Since the story appeared, there has been a flood of reactions, including more than 4,000 comments on nytimes.com, many of them by Amazon workers. Sites like Reddit and Hacker News also carried extensive commentary and an Amazon engineer, Nick Ciubotariu, wrote a LinkedIn post defending the company’ s workplace practices. CEO Jeff Bezos also reacted with a letter to employees saying he would not tolerate the “shockingly callous management practices” described in the article, urging employees to contact him directly if they heard of abuses.
We thought it would be interesting to look at descriptions of life at Amazon that have been appearing over time on Glassdoor, the seven-year-old jobs website that trades user-supplied information about salaries and working conditions in exchange for reports users fill out about their own workplaces. Glassdoor has 8 million reviews and ratings of 400,000 companies, including 5,800 reviews written by Amazon employees. What were they saying before the controversy broke?

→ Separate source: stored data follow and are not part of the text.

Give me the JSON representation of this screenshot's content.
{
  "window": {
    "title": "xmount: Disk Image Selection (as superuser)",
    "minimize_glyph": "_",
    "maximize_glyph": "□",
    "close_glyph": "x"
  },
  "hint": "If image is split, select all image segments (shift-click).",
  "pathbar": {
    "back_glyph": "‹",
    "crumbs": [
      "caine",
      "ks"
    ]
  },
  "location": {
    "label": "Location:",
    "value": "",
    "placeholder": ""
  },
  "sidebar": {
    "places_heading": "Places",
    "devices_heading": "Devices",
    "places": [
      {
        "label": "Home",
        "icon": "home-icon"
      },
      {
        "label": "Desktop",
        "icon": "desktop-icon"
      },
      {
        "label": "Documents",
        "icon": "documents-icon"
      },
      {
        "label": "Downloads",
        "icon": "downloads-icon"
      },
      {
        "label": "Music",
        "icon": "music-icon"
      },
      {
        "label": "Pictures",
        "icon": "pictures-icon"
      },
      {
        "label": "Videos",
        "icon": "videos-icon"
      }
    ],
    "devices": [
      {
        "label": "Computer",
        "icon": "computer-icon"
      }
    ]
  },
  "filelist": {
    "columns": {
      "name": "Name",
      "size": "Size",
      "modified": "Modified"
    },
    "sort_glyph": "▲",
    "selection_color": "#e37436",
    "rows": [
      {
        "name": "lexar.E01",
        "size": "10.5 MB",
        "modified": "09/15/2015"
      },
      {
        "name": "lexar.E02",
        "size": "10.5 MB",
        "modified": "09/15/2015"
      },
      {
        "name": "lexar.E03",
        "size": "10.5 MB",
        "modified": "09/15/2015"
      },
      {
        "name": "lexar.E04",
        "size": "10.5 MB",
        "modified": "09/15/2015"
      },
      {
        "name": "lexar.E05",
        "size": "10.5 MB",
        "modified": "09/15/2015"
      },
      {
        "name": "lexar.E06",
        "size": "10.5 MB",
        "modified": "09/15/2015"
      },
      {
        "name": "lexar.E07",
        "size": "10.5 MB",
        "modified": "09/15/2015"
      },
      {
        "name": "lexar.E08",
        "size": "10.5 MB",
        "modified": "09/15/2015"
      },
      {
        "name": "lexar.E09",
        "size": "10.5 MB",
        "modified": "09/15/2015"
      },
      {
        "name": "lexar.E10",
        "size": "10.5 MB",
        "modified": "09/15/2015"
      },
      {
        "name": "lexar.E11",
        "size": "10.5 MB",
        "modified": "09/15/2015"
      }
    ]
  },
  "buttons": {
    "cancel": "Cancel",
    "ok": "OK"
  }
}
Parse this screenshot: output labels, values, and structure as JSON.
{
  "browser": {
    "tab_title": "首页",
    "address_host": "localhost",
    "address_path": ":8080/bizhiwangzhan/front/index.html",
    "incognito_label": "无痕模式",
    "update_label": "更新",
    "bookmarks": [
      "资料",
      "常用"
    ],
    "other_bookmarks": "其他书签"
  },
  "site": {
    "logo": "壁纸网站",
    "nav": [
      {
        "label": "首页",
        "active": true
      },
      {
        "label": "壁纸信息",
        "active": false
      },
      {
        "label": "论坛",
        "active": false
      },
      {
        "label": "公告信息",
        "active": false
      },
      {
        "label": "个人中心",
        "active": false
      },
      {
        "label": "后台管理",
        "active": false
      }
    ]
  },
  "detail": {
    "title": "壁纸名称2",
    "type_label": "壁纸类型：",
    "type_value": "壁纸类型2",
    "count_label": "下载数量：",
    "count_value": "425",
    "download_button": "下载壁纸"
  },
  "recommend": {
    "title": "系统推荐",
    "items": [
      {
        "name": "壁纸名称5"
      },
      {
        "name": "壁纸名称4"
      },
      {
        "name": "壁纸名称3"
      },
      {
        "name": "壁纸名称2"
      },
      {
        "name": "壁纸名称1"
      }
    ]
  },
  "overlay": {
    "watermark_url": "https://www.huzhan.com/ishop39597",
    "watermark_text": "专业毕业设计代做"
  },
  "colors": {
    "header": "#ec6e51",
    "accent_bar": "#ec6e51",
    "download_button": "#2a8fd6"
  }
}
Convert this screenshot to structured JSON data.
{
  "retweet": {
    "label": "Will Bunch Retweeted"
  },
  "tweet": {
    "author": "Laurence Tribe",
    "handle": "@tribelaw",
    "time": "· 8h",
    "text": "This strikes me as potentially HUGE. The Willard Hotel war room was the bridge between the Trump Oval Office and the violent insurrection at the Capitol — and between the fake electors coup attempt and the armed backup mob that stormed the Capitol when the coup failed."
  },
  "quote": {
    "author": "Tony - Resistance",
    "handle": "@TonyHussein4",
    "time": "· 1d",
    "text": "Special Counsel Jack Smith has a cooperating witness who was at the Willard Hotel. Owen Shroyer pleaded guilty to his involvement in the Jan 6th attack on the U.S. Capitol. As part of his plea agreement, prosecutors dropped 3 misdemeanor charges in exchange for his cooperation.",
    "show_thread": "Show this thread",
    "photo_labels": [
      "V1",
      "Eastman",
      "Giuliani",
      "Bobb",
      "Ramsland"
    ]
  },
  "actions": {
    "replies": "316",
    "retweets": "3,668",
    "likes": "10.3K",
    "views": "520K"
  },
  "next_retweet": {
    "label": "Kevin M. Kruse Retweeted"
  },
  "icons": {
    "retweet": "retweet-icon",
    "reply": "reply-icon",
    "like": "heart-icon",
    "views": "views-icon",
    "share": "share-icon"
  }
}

I confess I only read through 50 or 60 reviews for this post, but I found a cloudy picture, where some employees love their jobs and others echo many of the points made in the Times piece. “Work/life balance can be a struggle,” wrote a visual designer in Seattle on August 13. “Metrics-obsessed culture.” But under “Pros” he also wrote: “Really smart people, strong ownership of career path, huge potential for advancement.”
Glassdoor asks employees to write comments on workplace conditions but it also asks them a few simple questions about their companies, like “Would you recommend the company to a friend?” and “Do you approve of the CEO?” In addition it asks them to rate their company from one to five stars. Some 63% of Amazon employees would recommend the company to a friend and 82% approve of CEO Bezos. In aggregate employees give it a 3.4-star rating. That’s two tenths of a percent above the average score for the 400,000 companies Glassdoor ranks. By contrast Walmart, arguably a significant competitor to Amazon with a growing website, only has a three-star rating on Glassdoor, with just 50% of workers saying they would recommend the company to a friend and 60% approving of CEO Doug McMillon. Glassdoor has collected a staggering 13,000 reviews from current and former Walmart employees. Walmart’s market cap, at $224.6 billion is close to Amazon’s, at $251.3 billion.
It also bears comparing those companies to Google, which is primarily known for search but many users shop directly through paid and unpaid Google links. Google gets endless good press for its friendly workplace practices, so it’s no surprise it wins a 4.4-star rating, with 91% of employees saying they would recommend the company to a friend and 96% approving of CEO Larry Page.